Als die Mauer fiel, ging alles ganz schnell: Gebhardt erarbeitete für “Demokratie Jetzt”, die am zentralen Runden Tisch mit der Modrow-Regierung verhandelten, ein Konzept, wie mit dem Volkseigentum der DDR umzugehen sei. Dieses befand sich laut den Oppositionellen in zweifacher Gefahr: Einerseits hätten noch die alten SED-Kader zu viel zu sagen in den Kombinaten, andererseits müsste man das Volkseigentum vor windigen westdeutschen Investoren schützen. Ähnlich wie bei einem Erbfall brauche es eine unabhängige Instanz, welche die Betriebe schützt, bis ein tragfähiges Konzept für die Gesamtwirtschaft erarbeitet sei. Außerdem sollte das Volkseigentum durch die Schaffung einer solchen Treuhandanstalt demokratisiert werden, da durch die Ausgabe von Anteilsscheinen alle Bürger*innen der DDR an diesem Besitz teilhaben sollten.

Das Konzept stieß auf Zustimmung, so dass es am 12. Februar 1990 vom Zentralen Runden Tisch beschlossen wurde. Als die DDR-Regierung am 01. März 1990 die Ur-Treuhandanstalt einrichtete, waren Gebhardt und sein Umfeld damit aber wenig zufrieden: Entgegen dem Beschluss des Runden Tisches wurden keine Anteilsscheine an die 16 Millionen DDR-Bürger*innen ausgeteilt. Das Volksvermögen blieb der Modrow-Regierung unterstellt, bis diese im März 1990 ihre Macht an die neue Regierung unter Lothar de Maizière  verlor.

Die Anteilscheine wurden von der Bürgerrechtspartei Bündnis 90 trotzdem gedruckt und als Protestmarken unters Volk gemischt.

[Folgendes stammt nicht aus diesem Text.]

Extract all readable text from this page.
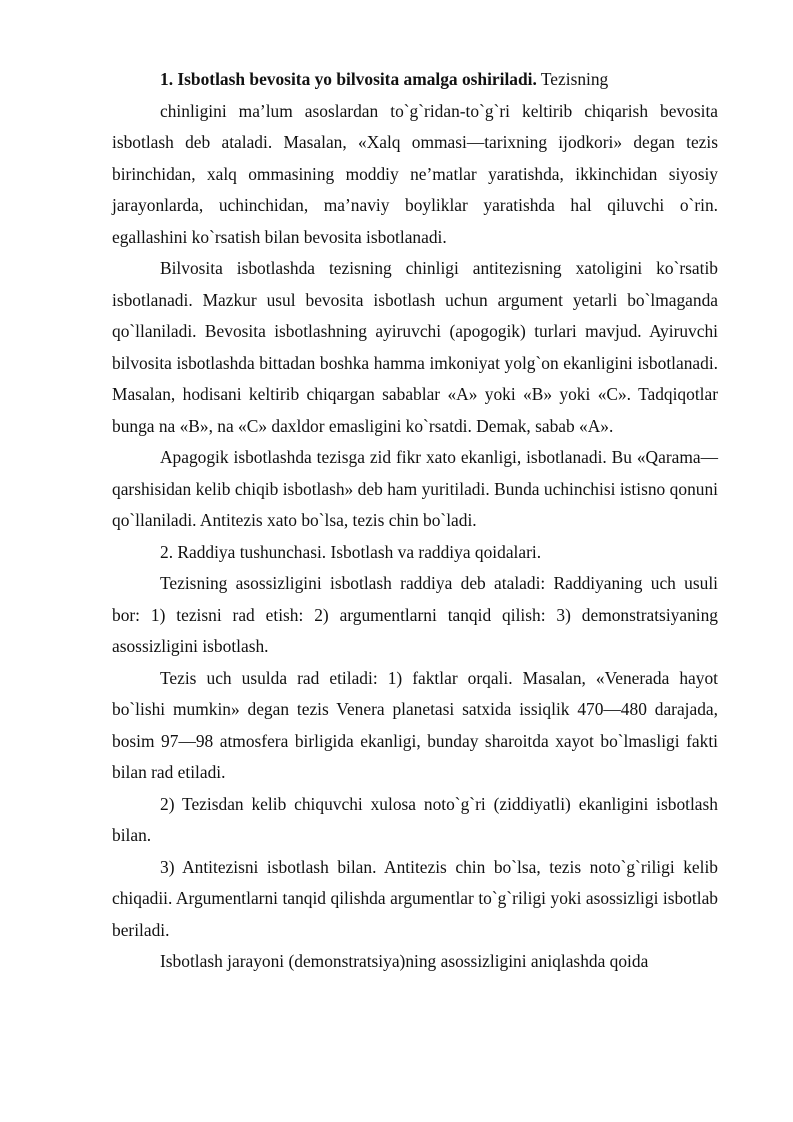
1. Isbotlash bevosita yo bilvosita amalga oshiriladi. Tezisning

chinligini ma’lum asoslardan to`g`ridan-to`g`ri keltirib chiqarish bevosita isbotlash deb ataladi. Masalan, «Xalq ommasi—tarixning ijodkori» degan tezis birinchidan, xalq ommasining moddiy ne’matlar yaratishda, ikkinchidan siyosiy jarayonlarda, uchinchidan, ma’naviy boyliklar yaratishda hal qiluvchi o`rin. egallashini ko`rsatish bilan bevosita isbotlanadi.

Bilvosita isbotlashda tezisning chinligi antitezisning xatoligini ko`rsatib isbotlanadi. Mazkur usul bevosita isbotlash uchun argument yetarli bo`lmaganda qo`llaniladi. Bevosita isbotlashning ayiruvchi (apogogik) turlari mavjud. Ayiruvchi bilvosita isbotlashda bittadan boshka hamma imkoniyat yolg`on ekanligini isbotlanadi. Masalan, hodisani keltirib chiqargan sabablar «A» yoki «B» yoki «C». Tadqiqotlar bunga na «B», na «C» daxldor emasligini ko`rsatdi. Demak, sabab «A».

Apagogik isbotlashda tezisga zid fikr xato ekanligi, isbotlanadi. Bu «Qarama—qarshisidan kelib chiqib isbotlash» deb ham yuritiladi. Bunda uchinchisi istisno qonuni qo`llaniladi. Antitezis xato bo`lsa, tezis chin bo`ladi.

2. Raddiya tushunchasi. Isbotlash va raddiya qoidalari.

Tezisning asossizligini isbotlash raddiya deb ataladi: Raddiyaning uch usuli bor: 1) tezisni rad etish: 2) argumentlarni tanqid qilish: 3) demonstratsiyaning asossizligini isbotlash.

Tezis uch usulda rad etiladi: 1) faktlar orqali. Masalan, «Venerada hayot bo`lishi mumkin» degan tezis Venera planetasi satxida issiqlik 470—480 darajada, bosim 97—98 atmosfera birligida ekanligi, bunday sharoitda xayot bo`lmasligi fakti bilan rad etiladi.

2) Tezisdan kelib chiquvchi xulosa noto`g`ri (ziddiyatli) ekanligini isbotlash bilan.

3) Antitezisni isbotlash bilan. Antitezis chin bo`lsa, tezis noto`g`riligi kelib chiqadii. Argumentlarni tanqid qilishda argumentlar to`g`riligi yoki asossizligi isbotlab beriladi.

Isbotlash jarayoni (demonstratsiya)ning asossizligini aniqlashda qoida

Mit diesen Anteilsscheinen sollten die DDR-Bürger ihren Anteil des Volksvermögens einfordern können – sollte Bündnis 90 die Wahl gewinnen.

Dass die Treuhandanstalt letztlich tat, was sie tat, hatte somit wenig mit dem zu tun, was Gerd Gebhardt und seine Mitstreiter*innen ursprünglich überlegt hatten. Auch wenn Gebhardt an sich nichts Schlechtes im kapitalistischen Wirtschaften erkennen kann, so lässt sich doch konstatieren, dass zwischen dem Gedanken der Selbstorganisation in der Wirtschaft und deren Demokratisierung, welche Gebhardt und Co. trieben und dem Marktradikalismus einer “eisernen Lady” Birgit Breuel ein signifikanter Unterschied liegt.